In contrast, Agathe Rousselle, while ably embodying the blasé, rebellious sociopath of Titane‘s first part, struggles some with the plentitude of ciphers placed upon her by Ducournau. Is Alexia actually a true serial killer prior to the beginning of the film? Is this really her first time with a woman (in one of the more effective graphic scenes, despite or perhaps because of its more typical outré nature)? Such questions ultimately aren’t important, and it’s a relief and something of a revelation when she transforms herself into Adrien and consequently settles into a much quieter, much more creepily compelling mode of performance. Of course she looks like herself when she was a child, getting that all-too-important metal plate put into her head, but the potential head-slapping obviousness of such an image is outweighed by its effectiveness on a purely photographic level, and her body movements and trepidation act as a perfect sounding board for Lindon’s stolid, outwardly assured persona; the clash between his established stardom and her screen ascension alone provides for a compelling throughline.

So it really is a true shame each and every time Titane cuts back to another scene of Alexia scratching away at herself, leaving deep scars, or leaking motor oil from her orifices; there’s even a very late recapitulation of car sex that feels thrown in entirely at random, perhaps in an attempt to remind the viewer of what the film had been up to before it plunged into more interesting and knotty territory.
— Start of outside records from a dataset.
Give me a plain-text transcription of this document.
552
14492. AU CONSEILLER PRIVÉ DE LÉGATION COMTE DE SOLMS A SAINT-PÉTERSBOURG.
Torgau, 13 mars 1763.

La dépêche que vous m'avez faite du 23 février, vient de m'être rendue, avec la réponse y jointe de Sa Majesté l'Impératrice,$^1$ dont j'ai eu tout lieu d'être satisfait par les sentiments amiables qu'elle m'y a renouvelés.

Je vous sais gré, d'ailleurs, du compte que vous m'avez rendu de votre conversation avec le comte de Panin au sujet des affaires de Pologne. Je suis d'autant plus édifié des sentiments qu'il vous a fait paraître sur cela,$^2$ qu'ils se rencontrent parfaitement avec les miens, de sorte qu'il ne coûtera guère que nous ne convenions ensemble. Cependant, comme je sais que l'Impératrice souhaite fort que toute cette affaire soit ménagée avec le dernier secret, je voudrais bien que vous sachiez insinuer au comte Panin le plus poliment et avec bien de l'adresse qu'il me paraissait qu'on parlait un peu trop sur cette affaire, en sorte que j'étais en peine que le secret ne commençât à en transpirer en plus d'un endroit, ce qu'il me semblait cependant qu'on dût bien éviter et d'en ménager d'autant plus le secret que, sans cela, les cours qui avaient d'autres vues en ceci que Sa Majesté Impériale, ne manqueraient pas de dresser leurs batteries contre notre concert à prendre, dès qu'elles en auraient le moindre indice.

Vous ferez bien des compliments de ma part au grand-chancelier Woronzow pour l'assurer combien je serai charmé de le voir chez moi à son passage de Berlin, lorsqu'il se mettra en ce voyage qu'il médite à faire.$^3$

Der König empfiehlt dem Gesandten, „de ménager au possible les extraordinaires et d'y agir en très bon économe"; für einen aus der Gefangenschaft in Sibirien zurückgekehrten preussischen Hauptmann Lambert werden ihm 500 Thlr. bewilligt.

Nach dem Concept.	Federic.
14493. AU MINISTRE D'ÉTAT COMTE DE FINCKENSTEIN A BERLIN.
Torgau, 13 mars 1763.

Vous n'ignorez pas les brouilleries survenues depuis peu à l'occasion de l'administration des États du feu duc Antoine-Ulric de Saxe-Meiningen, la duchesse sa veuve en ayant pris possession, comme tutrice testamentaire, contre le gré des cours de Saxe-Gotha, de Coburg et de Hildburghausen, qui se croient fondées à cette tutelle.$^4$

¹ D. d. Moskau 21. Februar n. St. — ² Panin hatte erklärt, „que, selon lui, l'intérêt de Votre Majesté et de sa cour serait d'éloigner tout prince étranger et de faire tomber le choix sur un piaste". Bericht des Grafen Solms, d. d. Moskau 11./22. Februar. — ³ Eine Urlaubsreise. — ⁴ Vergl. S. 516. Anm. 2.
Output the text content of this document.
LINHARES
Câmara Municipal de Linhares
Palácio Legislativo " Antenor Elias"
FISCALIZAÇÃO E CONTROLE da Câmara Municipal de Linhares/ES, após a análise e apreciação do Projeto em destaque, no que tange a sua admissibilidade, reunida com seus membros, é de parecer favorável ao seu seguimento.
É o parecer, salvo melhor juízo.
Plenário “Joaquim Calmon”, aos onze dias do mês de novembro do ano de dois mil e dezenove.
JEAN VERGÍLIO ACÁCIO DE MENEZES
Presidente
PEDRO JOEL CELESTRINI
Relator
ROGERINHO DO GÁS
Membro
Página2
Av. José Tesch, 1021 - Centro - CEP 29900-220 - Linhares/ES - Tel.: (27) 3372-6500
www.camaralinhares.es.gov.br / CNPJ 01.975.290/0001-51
The pregnancy element seems to come and go whenever Ducournau feels that the viewer might be losing interest; something like twenty minutes go by at one point before a squeamish person would feel compelled to cover their eyes. Far be it from me to claim that a film like this is being unrealistic or not beholden to the rules that it has set for its world — this is, after all, a film that more-or-less begins with erotic dancers being mobbed by fans asking for autographs — but this is more a question of what the film is actually trying to say, whether it be regarding gender, sex, family, meat, and metal.
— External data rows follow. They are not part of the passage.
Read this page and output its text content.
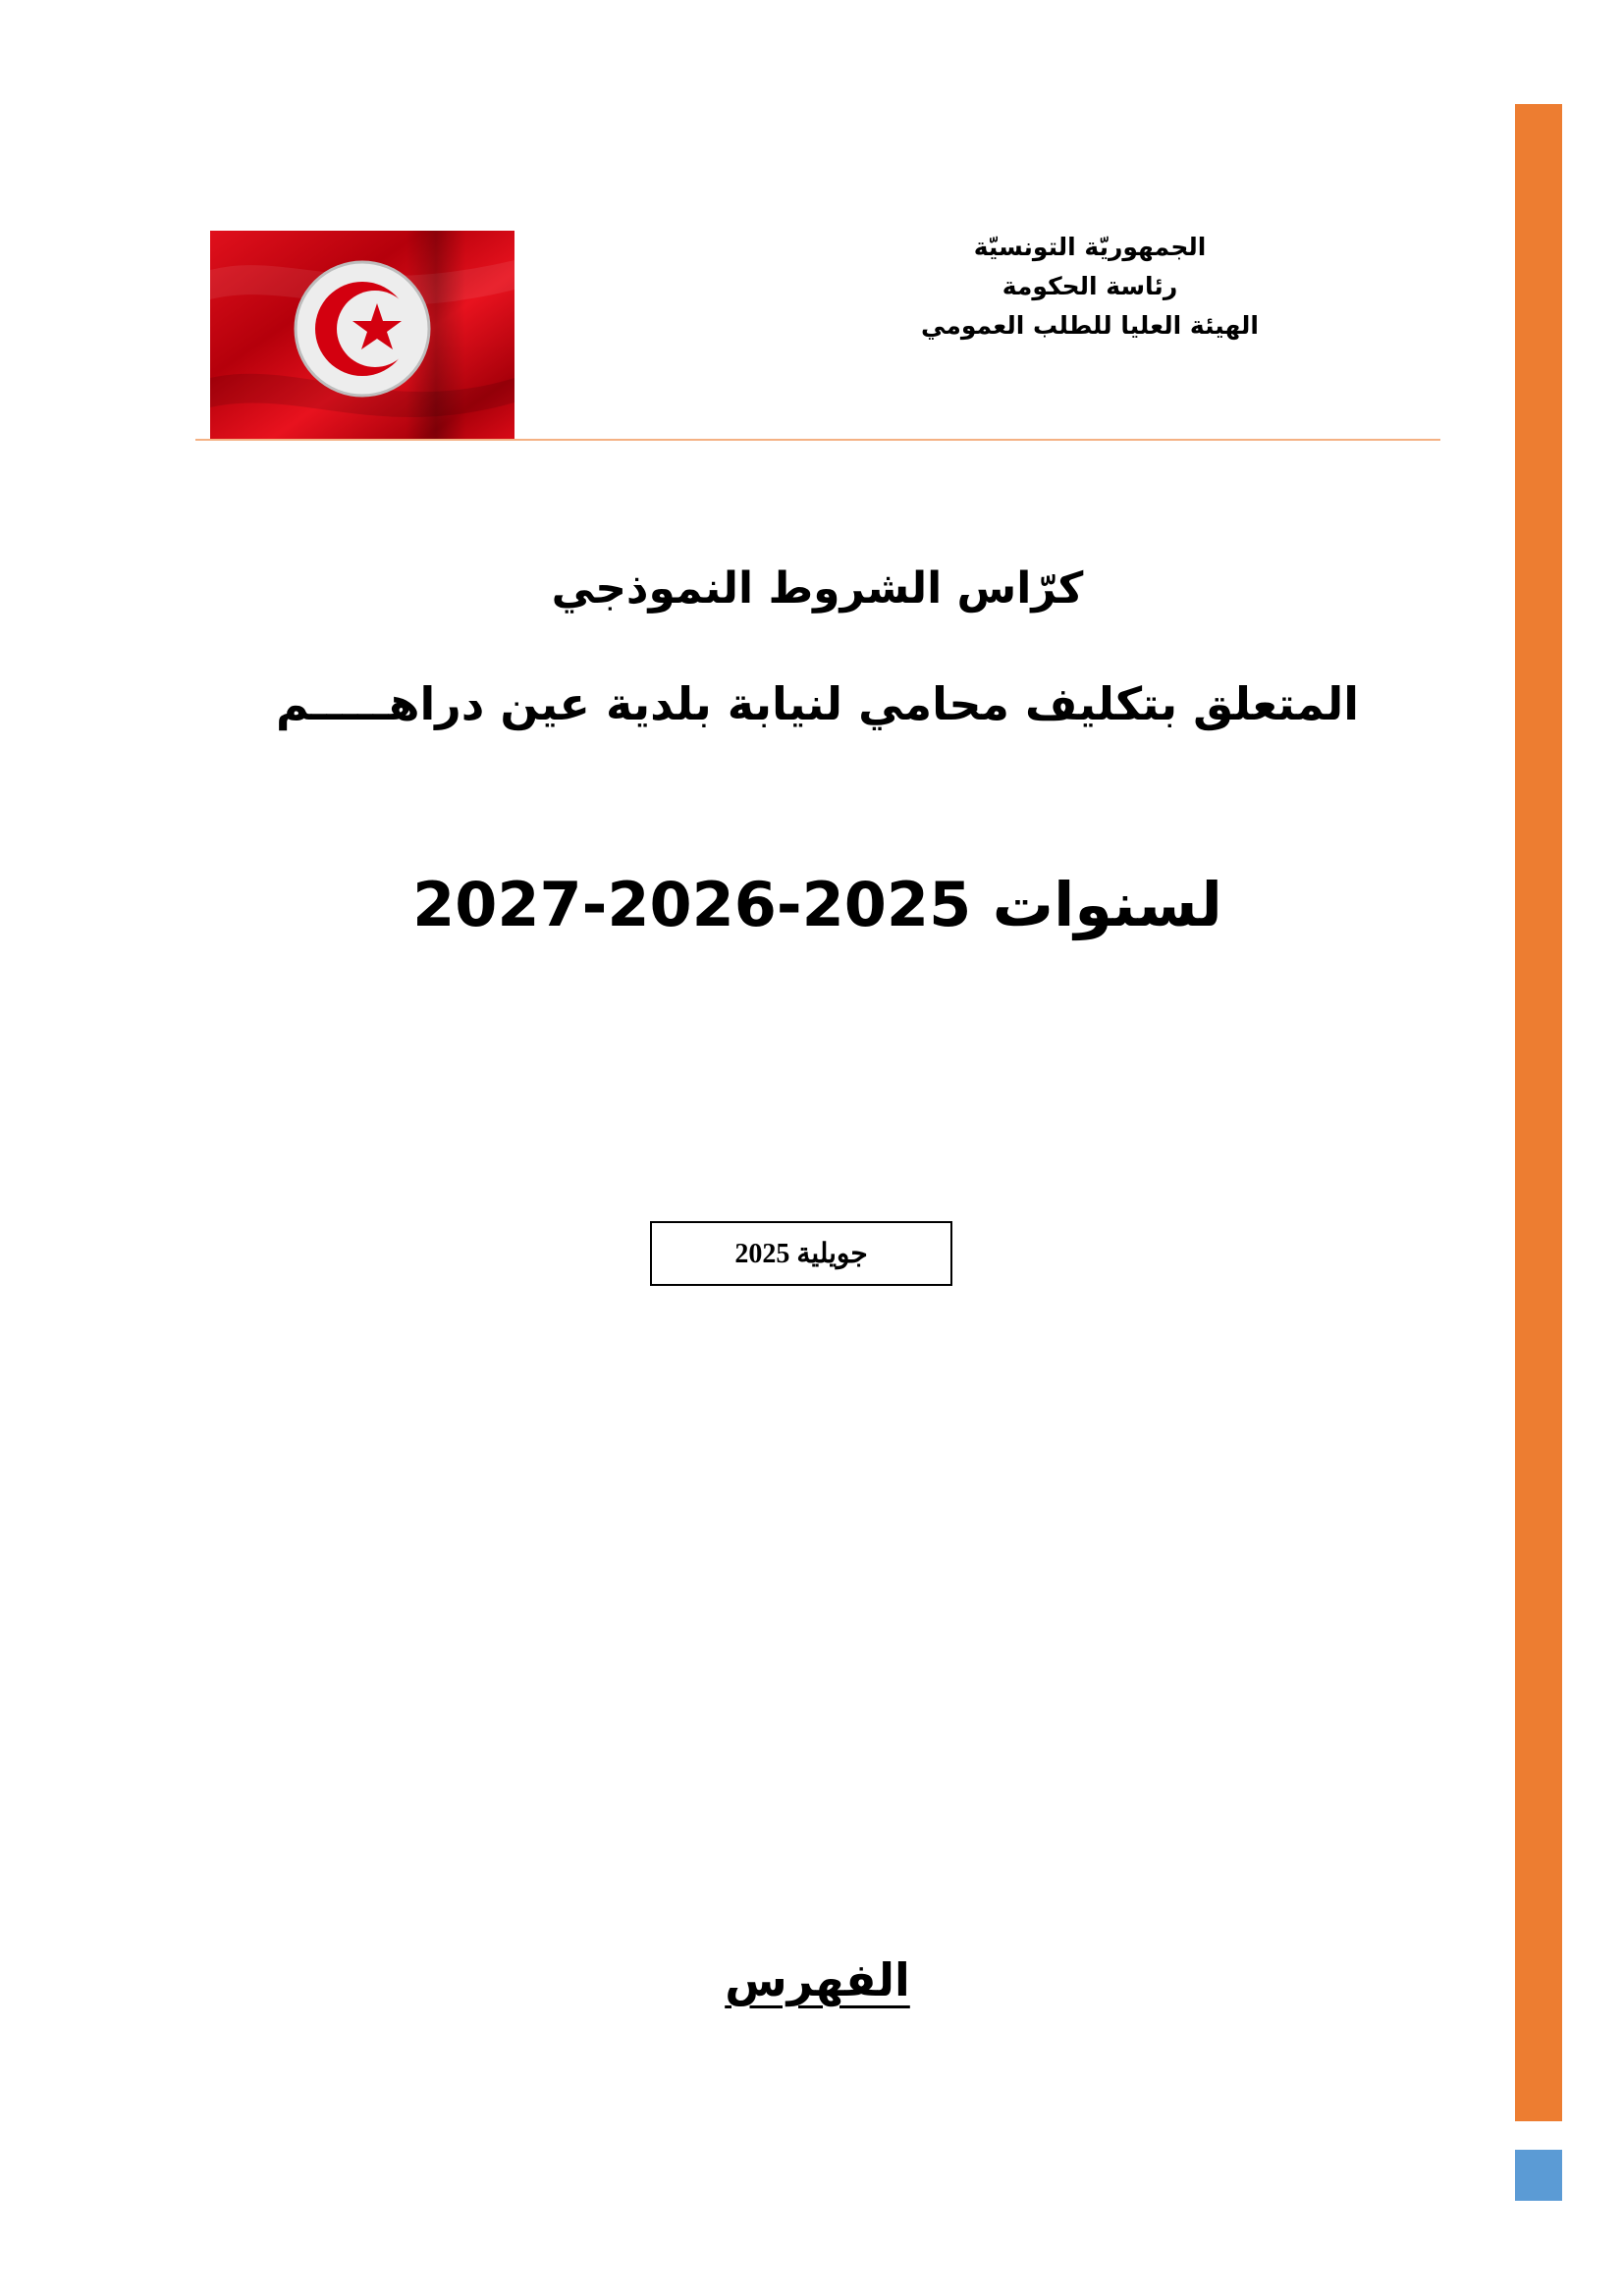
الجمهوريّة التونسيّة
رئاسة الحكومة
الهيئة العليا للطلب العمومي
كرّاس الشروط النموذجي
المتعلق بتكليف محامي لنيابة بلدية عين دراهـــــم
لسنوات 2025-2026-2027
جويلية 2025
الفهرس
Without going into each element specifically, there is an incoherence that seems unproductive in all respects except family, which remains productively muddled to the very final image. Despite his statements to the contrary, Vincent’s level of dedication to his son despite the eventually-obvious nature of her deception remains in constant motion, hinging in the last scene on the statement of names, the interpretation of certain actions; the gender-bending here feels vital as well in further confusing the lines of performance and perception. Where the film falls is in trying to collide these thought-through, small-scale but graspable ideas to the plotline of a person being distended by an automobile fetus, which ostensibly remains one of the two driving elements of the entire film.
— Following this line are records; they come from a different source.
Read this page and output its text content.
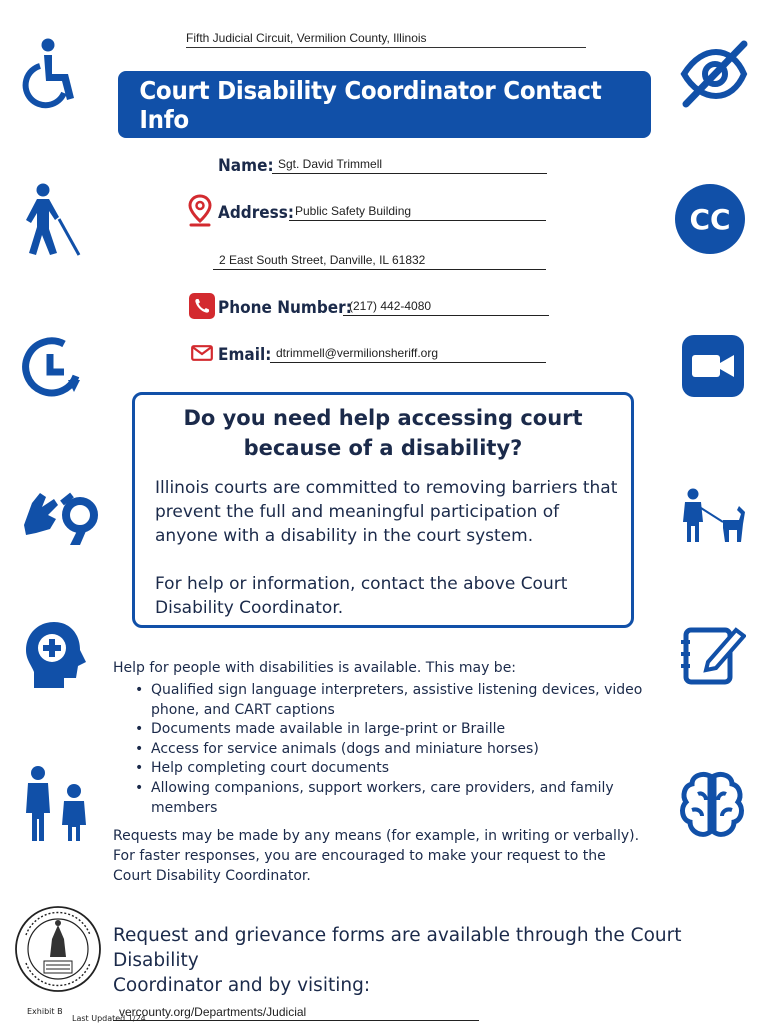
Fifth Judicial Circuit, Vermilion County, Illinois
Court Disability Coordinator Contact Info
Name: Sgt. David Trimmell
Address: Public Safety Building
2 East South Street, Danville, IL 61832
Phone Number:
(217) 442-4080
Email: dtrimmell@vermilionsheriff.org
Do you need help accessing court because of a disability?
Illinois courts are committed to removing barriers that prevent the full and meaningful participation of anyone with a disability in the court system.
For help or information, contact the above Court Disability Coordinator.
Help for people with disabilities is available. This may be:
• Qualified sign language interpreters, assistive listening devices, video phone, and CART captions
• Documents made available in large-print or Braille
• Access for service animals (dogs and miniature horses)
• Help completing court documents
• Allowing companions, support workers, care providers, and family members
Requests may be made by any means (for example, in writing or verbally).
For faster responses, you are encouraged to make your request to the
Court Disability Coordinator.
Request and grievance forms are available through the Court Disability
Coordinator and by visiting: vercounty.org/Departments/Judicial
Exhibit B
Last Updated 1/24
CC
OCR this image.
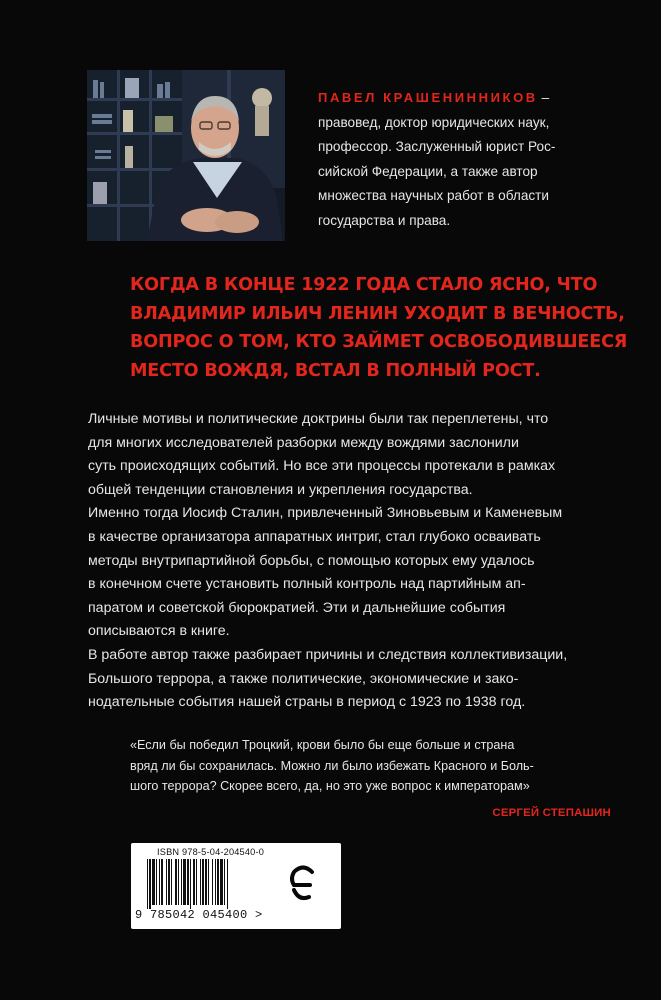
ПАВЕЛ КРАШЕНИННИКОВ –
правовед, доктор юридических наук,
профессор. Заслуженный юрист Рос-
сийской Федерации, а также автор
множества научных работ в области
государства и права.
КОГДА В КОНЦЕ 1922 ГОДА СТАЛО ЯСНО, ЧТО
ВЛАДИМИР ИЛЬИЧ ЛЕНИН УХОДИТ В ВЕЧНОСТЬ,
ВОПРОС О ТОМ, КТО ЗАЙМЕТ ОСВОБОДИВШЕЕСЯ
МЕСТО ВОЖДЯ, ВСТАЛ В ПОЛНЫЙ РОСТ.
Личные мотивы и политические доктрины были так переплетены, что
для многих исследователей разборки между вождями заслонили
суть происходящих событий. Но все эти процессы протекали в рамках
общей тенденции становления и укрепления государства.
Именно тогда Иосиф Сталин, привлеченный Зиновьевым и Каменевым
в качестве организатора аппаратных интриг, стал глубоко осваивать
методы внутрипартийной борьбы, с помощью которых ему удалось
в конечном счете установить полный контроль над партийным ап-
паратом и советской бюрократией. Эти и дальнейшие события
описываются в книге.
В работе автор также разбирает причины и следствия коллективизации,
Большого террора, а также политические, экономические и зако-
нодательные события нашей страны в период с 1923 по 1938 год.
«Если бы победил Троцкий, крови было бы еще больше и страна
вряд ли бы сохранилась. Можно ли было избежать Красного и Боль-
шого террора? Скорее всего, да, но это уже вопрос к императорам»
СЕРГЕЙ СТЕПАШИН
ISBN 978-5-04-204540-0
9 785042 045400 >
If I was being uncharitable, I’d say that Titane almost felt like it was initially conceived along similar lines as my hypothetical retelling of the second part as its own film, free of such fantastical elements, given the amount of time and care put into the interactions between Rousselle and Lindon. After this initial draft was written, whether from internal or external pressures, Ducournau could have lost her nerve and decided to add in this early bout of violence as a means of grabbing a wider audience’s attention and to sprinkle in bits of body horror throughout to avoid a sense of alienation on the part of gorehounds and the like.

Given Raw and her statements, this is unlikely to be the case, but it’s hard not to note that Titane ends in exactly the most logical manner that it could, with a final set of actions that could have easily be pulled off without the need for metal prosthetics. If the ending — effective, emotionally visceral, and genuinely moving as it is — is so legible in its intent, so removed in all the senses that matter from the surface provocations that have dominated the conversations surrounding it, might it not be the case that this purportedly out-of-this-world work bears a marked resemblance to the quiet dramas that it tries so hard to distinguish itself from?